Coventry University researcher Sara Degli-Esposti discusses implications of the new General Data Protection Regulation and highlights another piece of incoming legislation on data protection in an article originally published by Insider Media.

Organisations have been rushing to comply with the General Data Protection Regulation (GDPR) ahead of the new requirements coming into force on Friday 25 May. With good reason too. Under GDPR, data protection supervisory authorities – amongst them the Information Commissioner’s Office (ICO) – can charge non-compliant corporations up to €2m or 4 per cent of worldwide annual revenue, whichever is higher, depending on the type and gravity of infringement.

Sara Degli-Esposti

In October 2016, the ICO issued telecoms company TalkTalk with a £400k fine for a data breach affecting personal data of almost 157,000 customers. Bear in mind that under previous British privacy law (the 1998 Data Protection Act) the monetary penalty determined by the ICO for infringements could not exceed £500k. GDPR therefore introduces the possibility of much heavier fines for data breaches.

But there is a piece of incoming legislation on data protection, which is even more relevant than GDPR for British corporations – the Data Protection Bill. The Bill governs general data covered by the GDPR as well as covering all other general data, law enforcement data and national security data.

The Data Protection Bill will clarify several vague aspects of GDPR, such as the meaning of “public authority” and “public body” as well as transposing into British law the EU Law Enforcement Directive and setting rules for the functioning of the Information Commissioner’s Office.

Under the Bill, the ICO – an independent public body under Department for Digital, Culture, Media & Sport (DCMS) – will produce specific guidelines on fixed penalties. The ICO will also have to issue guidelines on notice procedures and regulatory actions, draft codes of practice, oversee certification schemes, cooperate with other European data protection agencies, organise consensual audits with corporations, investigate data breaches, and periodically report to parliament.

To cope with its increased workload, the ICO has already started a major recruitment drive for new staff.  However, hiring qualified data protection experts is not an easy task these days, as more companies try to appoint people with the right skills to tackle all the legal, technical and organisational complexities associated with GDPR.

The Data Protection Bill is relevant to all corporations, and some of them have been contributing over the past few months to make suggestions on how to improve it. The Media Lawyers Association, for example, submitted written evidence to the House of Commons Public Bill Committee advocating for the inclusion of exemptions necessary in their view to reconcile the right to protection of personal data with rights to freedom of expression and information.

Other individuals and corporations have contributed to the legislative process through written evidence. The British Medical Association has fought to protect medical confidentiality by suggesting removing an exception provision, which would have allowed the issuing of secondary legislation on how confidential health data are shared.

People’s medical or drugs history is considered sensitive data within GDPR, which means that it must be treated with additional care, processed and shared only for well-defined purposes. But because of the potential value of this data for insurance and pharmaceutical companies, it is not uncommon for it to be stolen and traded on the dark web black market.

Because GDPR and the Data Protection Bill represent comprehensive pieces of legislation covering all sectors, they may also cause operational problems to small enterprises and not well-funded public institutions.

The National Pharmacy Association (NPA) has argued against the requirement for small business like pharmacies to appoint a data protection officer, claiming that they “add little benefit as community pharmacies already complete the NHS Information Governance Toolkit and pharmacists are sufficiently bound by professional duty.”

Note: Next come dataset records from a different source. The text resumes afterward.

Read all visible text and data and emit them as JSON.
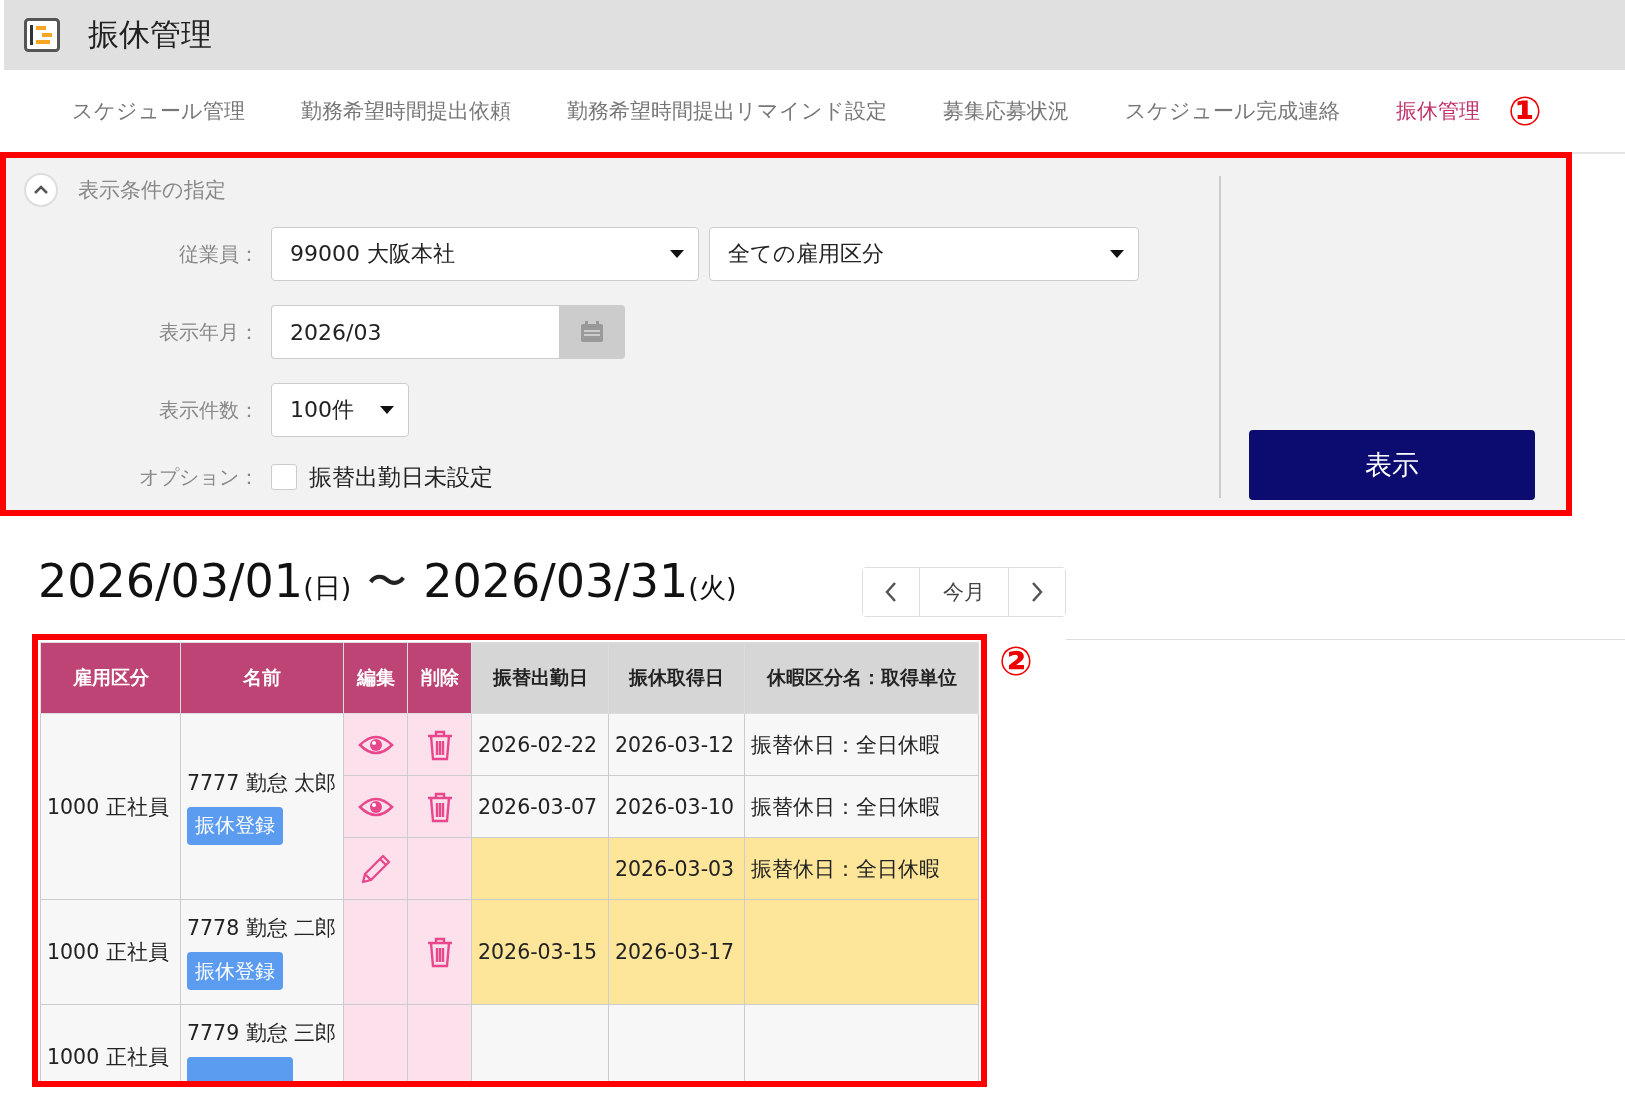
{
  "header": {
    "title": "振休管理"
  },
  "nav": [
    {
      "label": "スケジュール管理",
      "selected": false
    },
    {
      "label": "勤務希望時間提出依頼",
      "selected": false
    },
    {
      "label": "勤務希望時間提出リマインド設定",
      "selected": false
    },
    {
      "label": "募集応募状況",
      "selected": false
    },
    {
      "label": "スケジュール完成連絡",
      "selected": false
    },
    {
      "label": "振休管理",
      "selected": true
    }
  ],
  "annotations": [
    "①",
    "②"
  ],
  "filter": {
    "title": "表示条件の指定",
    "expanded": true,
    "employee_label": "従業員：",
    "employee_value": "99000 大阪本社",
    "employment_value": "全ての雇用区分",
    "month_label": "表示年月：",
    "month_value": "2026/03",
    "count_label": "表示件数：",
    "count_value": "100件",
    "option_label": "オプション：",
    "option_text": "振替出勤日未設定",
    "option_checked": false,
    "submit": "表示"
  },
  "range": {
    "start": "2026/03/01",
    "start_day": "(日)",
    "tilde": "〜",
    "end": "2026/03/31",
    "end_day": "(火)",
    "today": "今月"
  },
  "table": {
    "columns": [
      "雇用区分",
      "名前",
      "編集",
      "削除",
      "振替出勤日",
      "振休取得日",
      "休暇区分名：取得単位"
    ],
    "groups": [
      {
        "employment": "1000 正社員",
        "name": "7777 勤怠 太郎",
        "register": "振休登録",
        "rows": [
          {
            "kind": "view",
            "delete": true,
            "highlight": false,
            "work_date": "2026-02-22",
            "off_date": "2026-03-12",
            "leave_type": "振替休日：全日休暇"
          },
          {
            "kind": "view",
            "delete": true,
            "highlight": false,
            "work_date": "2026-03-07",
            "off_date": "2026-03-10",
            "leave_type": "振替休日：全日休暇"
          },
          {
            "kind": "edit",
            "delete": false,
            "highlight": true,
            "work_date": "",
            "off_date": "2026-03-03",
            "leave_type": "振替休日：全日休暇"
          }
        ]
      },
      {
        "employment": "1000 正社員",
        "name": "7778 勤怠 二郎",
        "register": "振休登録",
        "rows": [
          {
            "kind": "none",
            "delete": true,
            "highlight": true,
            "work_date": "2026-03-15",
            "off_date": "2026-03-17",
            "leave_type": ""
          }
        ]
      },
      {
        "employment": "1000 正社員",
        "name": "7779 勤怠 三郎",
        "register_partial": true,
        "rows": [
          {
            "kind": "none",
            "delete": false,
            "highlight": false,
            "work_date": "",
            "off_date": "",
            "leave_type": ""
          }
        ]
      }
    ]
  }
}
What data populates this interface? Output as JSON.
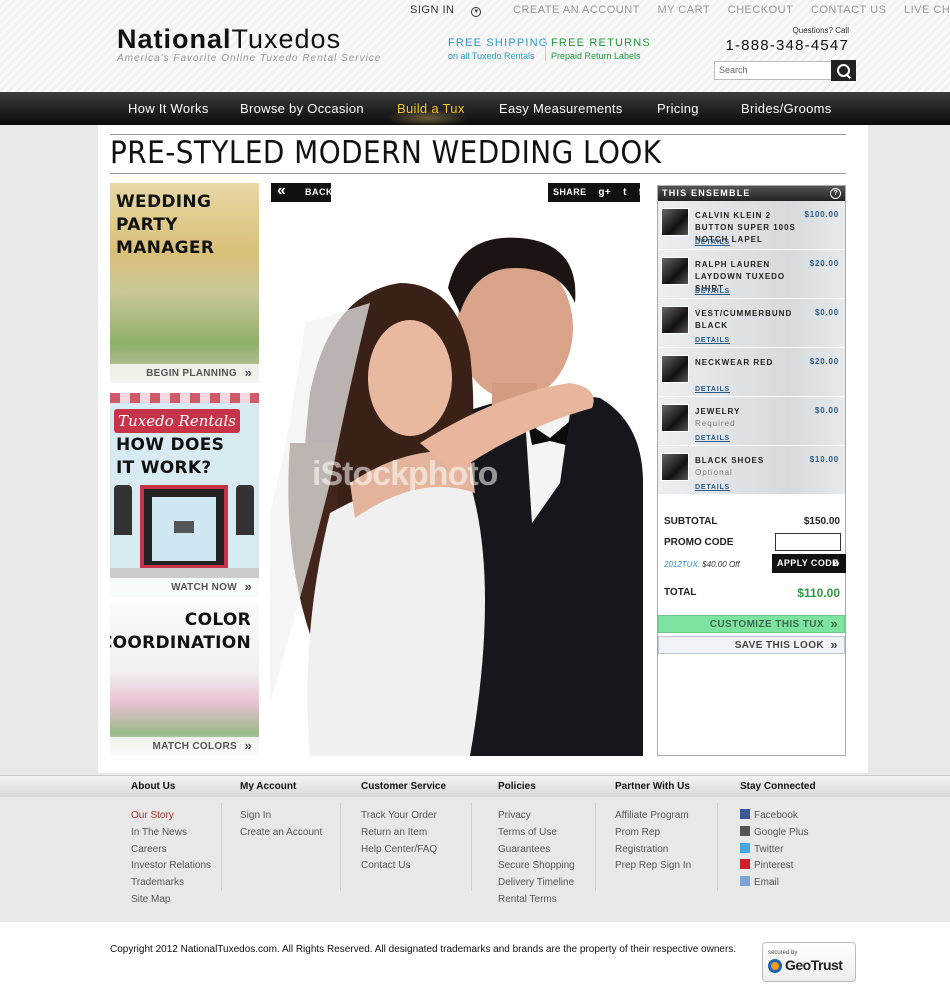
{
  "header": {
    "toplinks": {
      "sign_in": "SIGN IN",
      "create_account": "CREATE AN ACCOUNT",
      "my_cart": "MY CART",
      "checkout": "CHECKOUT",
      "contact_us": "CONTACT US",
      "live_chat": "LIVE CHAT"
    },
    "logo": {
      "bold": "National",
      "light": "Tuxedos",
      "tagline": "America's   Favorite Online Tuxedo Rental Service"
    },
    "promo_shipping": {
      "title": "FREE SHIPPING",
      "sub": "on all Tuxedo Rentals"
    },
    "promo_returns": {
      "title": "FREE RETURNS",
      "sub": "Prepaid Return Labels"
    },
    "questions": "Questions? Call",
    "phone": "1-888-348-4547",
    "search_placeholder": "Search"
  },
  "nav": {
    "items": [
      "How It Works",
      "Browse by Occasion",
      "Build a Tux",
      "Easy Measurements",
      "Pricing",
      "Brides/Grooms"
    ],
    "active": "Build a Tux"
  },
  "page_title": "PRE-STYLED MODERN WEDDING LOOK",
  "tiles": [
    {
      "heading_1": "WEDDING",
      "heading_2": "PARTY MANAGER",
      "cta": "BEGIN PLANNING"
    },
    {
      "banner": "Tuxedo Rentals",
      "heading_1": "HOW DOES",
      "heading_2": "IT WORK?",
      "cta": "WATCH NOW"
    },
    {
      "heading_1": "COLOR",
      "heading_2": "COORDINATION",
      "cta": "MATCH COLORS"
    }
  ],
  "photo": {
    "back_label": "BACK",
    "share_label": "SHARE",
    "share_icons": [
      "g+",
      "t",
      "f"
    ],
    "watermark": "iStockphoto"
  },
  "ensemble": {
    "title": "THIS ENSEMBLE",
    "help": "?",
    "details_label": "DETAILS",
    "items": [
      {
        "name": "CALVIN KLEIN 2 BUTTON SUPER 100S NOTCH LAPEL",
        "sub": "",
        "price": "$100.00"
      },
      {
        "name": "RALPH LAUREN LAYDOWN TUXEDO SHIRT",
        "sub": "",
        "price": "$20.00"
      },
      {
        "name": "VEST/CUMMERBUND BLACK",
        "sub": "",
        "price": "$0.00"
      },
      {
        "name": "NECKWEAR RED",
        "sub": "",
        "price": "$20.00"
      },
      {
        "name": "JEWELRY",
        "sub": "Required",
        "price": "$0.00"
      },
      {
        "name": "BLACK SHOES",
        "sub": "Optional",
        "price": "$10.00"
      }
    ],
    "subtotal_label": "SUBTOTAL",
    "subtotal": "$150.00",
    "promo_label": "PROMO CODE",
    "promo_value": "",
    "applied_code": "2012TUX:",
    "applied_off": " $40.00 Off",
    "apply_label": "APPLY CODE",
    "total_label": "TOTAL",
    "total": "$110.00",
    "customize_label": "CUSTOMIZE THIS TUX",
    "save_label": "SAVE THIS LOOK"
  },
  "footer": {
    "columns": [
      {
        "heading": "About Us",
        "links": [
          "Our Story",
          "In The News",
          "Careers",
          "Investor Relations",
          "Trademarks",
          "Site Map"
        ]
      },
      {
        "heading": "My Account",
        "links": [
          "Sign In",
          "Create an Account"
        ]
      },
      {
        "heading": "Customer Service",
        "links": [
          "Track Your Order",
          "Return an Item",
          "Help Center/FAQ",
          "Contact Us"
        ]
      },
      {
        "heading": "Policies",
        "links": [
          "Privacy",
          "Terms of Use",
          "Guarantees",
          "Secure Shopping",
          "Delivery Timeline",
          "Rental Terms"
        ]
      },
      {
        "heading": "Partner With Us",
        "links": [
          "Affiliate Program",
          "Prom Rep",
          "Registration",
          "Prep Rep Sign In"
        ]
      },
      {
        "heading": "Stay Connected",
        "links": [
          "Facebook",
          "Google Plus",
          "Twitter",
          "Pinterest",
          "Email"
        ]
      }
    ],
    "copyright": "Copyright 2012 NationalTuxedos.com.  All Rights Reserved.  All designated trademarks and brands are the property of their respective owners.",
    "badge_secured": "secured by",
    "badge_name": "GeoTrust"
  },
  "colors": {
    "nav_active": "#f3c21a",
    "total_green": "#2e9a3f",
    "price_blue": "#2d5c86",
    "customize_green": "#7fe3a0"
  }
}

Clearly, there are aspects of the incoming data protection legislation that mean different things for different organisations. But despite its intricacies, GDPR is not something to fear. Most companies, whether public or private, large or small, are already dealing with EU citizen data, and are required to comply with the existing 1995 data protection directive. In other words, the infrastructure to handle GDPR should largely be in place already.

It is likely that you are already taking the necessary steps to prepare for the new data protection legislation and there is a wealth of information out there to help you understand exactly what GDPR means for you so that you are ready for when the new rules kick in.